Education (Provision of Meals) Act 1906
- Parliament of the United Kingdom
- Long title: An Act to make provision for Meals for Children attending Public Elementary Schools in England and Wales.
- Citation: 6 Edw. 7. c. 57
- Territorial extent: England and Wales; Ireland;

Dates
- Royal assent: 21 December 1906
- Commencement: 21 December 1906
- Repealed: 1 October 1921

Other legislation
- Amended by: Education Act 1918
- Repealed by: Education Act 1921
- Relates to: Education Act 1902;

Status: Repealed

Text of statute as originally enacted

= Education (Provision of Meals) Act 1906 =

Act of the Parliament of the United Kingdom

The Education (Provision of Meals) Act 1906 (6 Edw. 7. c. 57) was an act of the Parliament of the United Kingdom.
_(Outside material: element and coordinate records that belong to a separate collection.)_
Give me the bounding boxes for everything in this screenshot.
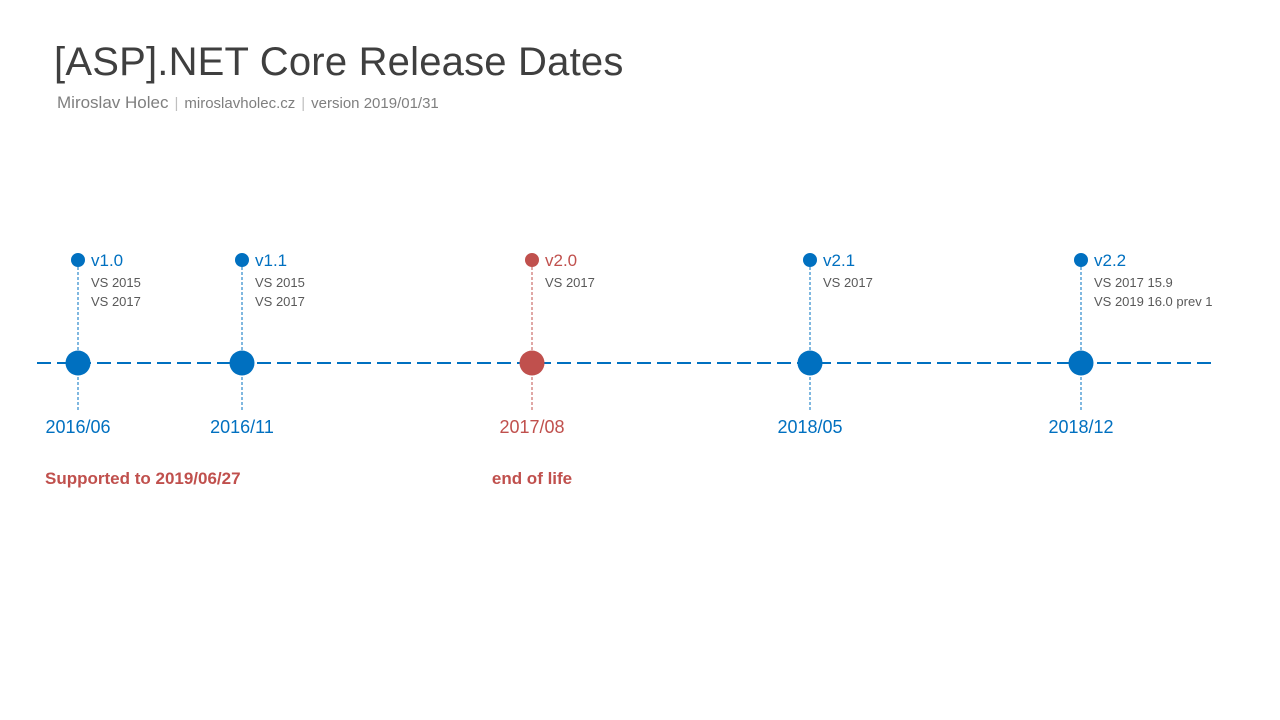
release-marker bbox=[1074, 253, 1088, 267]
release-node bbox=[229, 350, 255, 376]
website-text: miroslavholec.cz bbox=[184, 95, 296, 112]
release-version-label: v2.1 bbox=[823, 251, 855, 270]
release-tool-label: VS 2017 bbox=[823, 275, 873, 290]
release-date-label: 2017/08 bbox=[499, 417, 564, 437]
release-tool-label: VS 2015 bbox=[255, 275, 305, 290]
page-title: [ASP].NET Core Release Dates bbox=[54, 40, 624, 84]
release-date-label: 2018/12 bbox=[1048, 417, 1113, 437]
release-marker bbox=[525, 253, 539, 267]
release-version-label: v2.0 bbox=[545, 251, 577, 270]
release-tool-label: VS 2017 bbox=[545, 275, 595, 290]
subtitle: Miroslav Holec | miroslavholec.cz | version … bbox=[57, 93, 439, 113]
release-version-label: v1.1 bbox=[255, 251, 287, 270]
separator: | bbox=[174, 95, 179, 112]
release-node bbox=[519, 350, 545, 376]
release-marker bbox=[235, 253, 249, 267]
release-version-label: v2.2 bbox=[1094, 251, 1126, 270]
release-note: end of life bbox=[492, 469, 572, 488]
release-date-label: 2018/05 bbox=[777, 417, 842, 437]
release-node bbox=[797, 350, 823, 376]
release-tool-label: VS 2015 bbox=[91, 275, 141, 290]
version-text: version 2019/01/31 bbox=[311, 95, 439, 112]
release-tool-label: VS 2017 bbox=[255, 294, 305, 309]
release-note: Supported to 2019/06/27 bbox=[45, 469, 241, 488]
release-tool-label: VS 2017 15.9 bbox=[1094, 275, 1173, 290]
release-node bbox=[1068, 350, 1094, 376]
release-tool-label: VS 2019 16.0 prev 1 bbox=[1094, 294, 1213, 309]
author-name: Miroslav Holec bbox=[57, 93, 169, 112]
separator: | bbox=[301, 95, 306, 112]
release-version-label: v1.0 bbox=[91, 251, 123, 270]
release-node bbox=[65, 350, 91, 376]
release-tool-label: VS 2017 bbox=[91, 294, 141, 309]
release-marker bbox=[803, 253, 817, 267]
release-marker bbox=[71, 253, 85, 267]
release-date-label: 2016/06 bbox=[45, 417, 110, 437]
release-date-label: 2016/11 bbox=[210, 417, 274, 437]
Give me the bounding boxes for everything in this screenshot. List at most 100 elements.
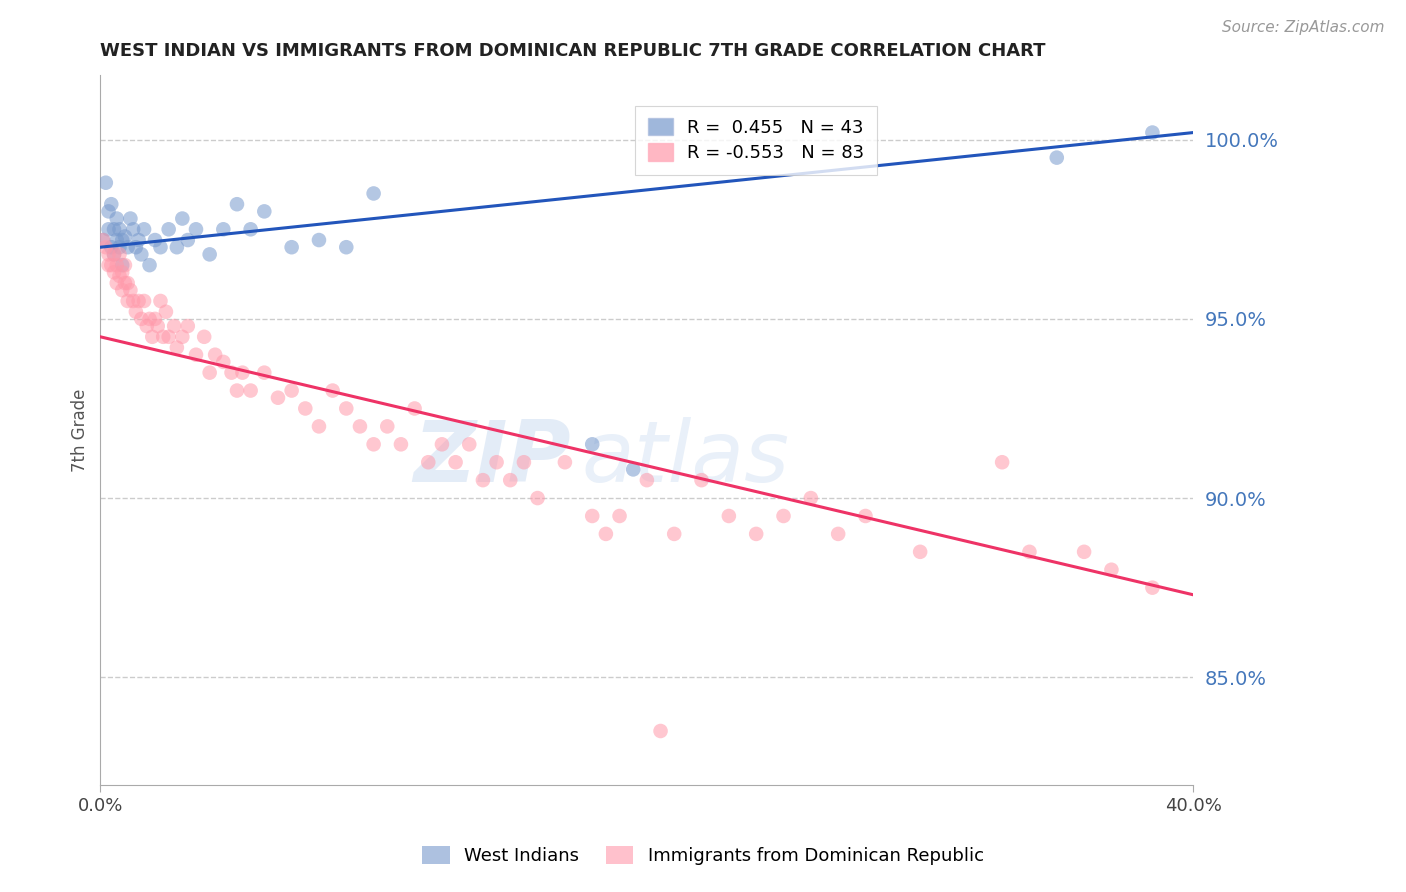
Point	[108, 222, 131, 236]
Point	[128, 233, 150, 247]
Point	[91, 233, 114, 247]
Point	[294, 401, 316, 416]
Point	[554, 455, 576, 469]
Point	[1018, 545, 1040, 559]
Text: ZIP: ZIP	[413, 417, 571, 500]
Point	[526, 491, 548, 505]
Point	[800, 491, 823, 505]
Point	[827, 527, 849, 541]
Point	[97, 258, 120, 272]
Point	[108, 268, 131, 283]
Point	[97, 222, 120, 236]
Point	[141, 330, 163, 344]
Point	[166, 240, 188, 254]
Point	[221, 366, 243, 380]
Point	[100, 240, 122, 254]
Point	[308, 233, 330, 247]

Margaret McMillan and Fred Jowett were members of the school board which introduced free school meals in Bradford. This was actually illegal and the school board could have been forced to end this service. McMillan and Jowett tried to persuade the Parliament to introduce legislation which encouraged all education authorities to provide free school meals for children. McMillan argued that if the state insisted on compulsory education, it must take responsibility for the proper nourishment of school children. A report published in 1889 indicated that over 50,000 pupils in London alone were attending school "in want of food". Other social studies, such as Charles Booth's Life and Labour of the People of London, 1899-1903 and Seebohm Rowntree's Poverty: A Study of Town Life in York, 1901, found that nearly a third of the population and cities studied were living in poverty. The 1904 Report into Physical Deterioration followed the large rejection of men from service in the Boer War, as they were malnourished.

The bill became law over the objection of the House of Lords.

== Subsequent developments ==
The whole act was repealed by section 172 of, and the seventh schedule to, the Education Act 1921 (11 & 12 Geo. 5. c. 51), which came into force on 1 October 1921.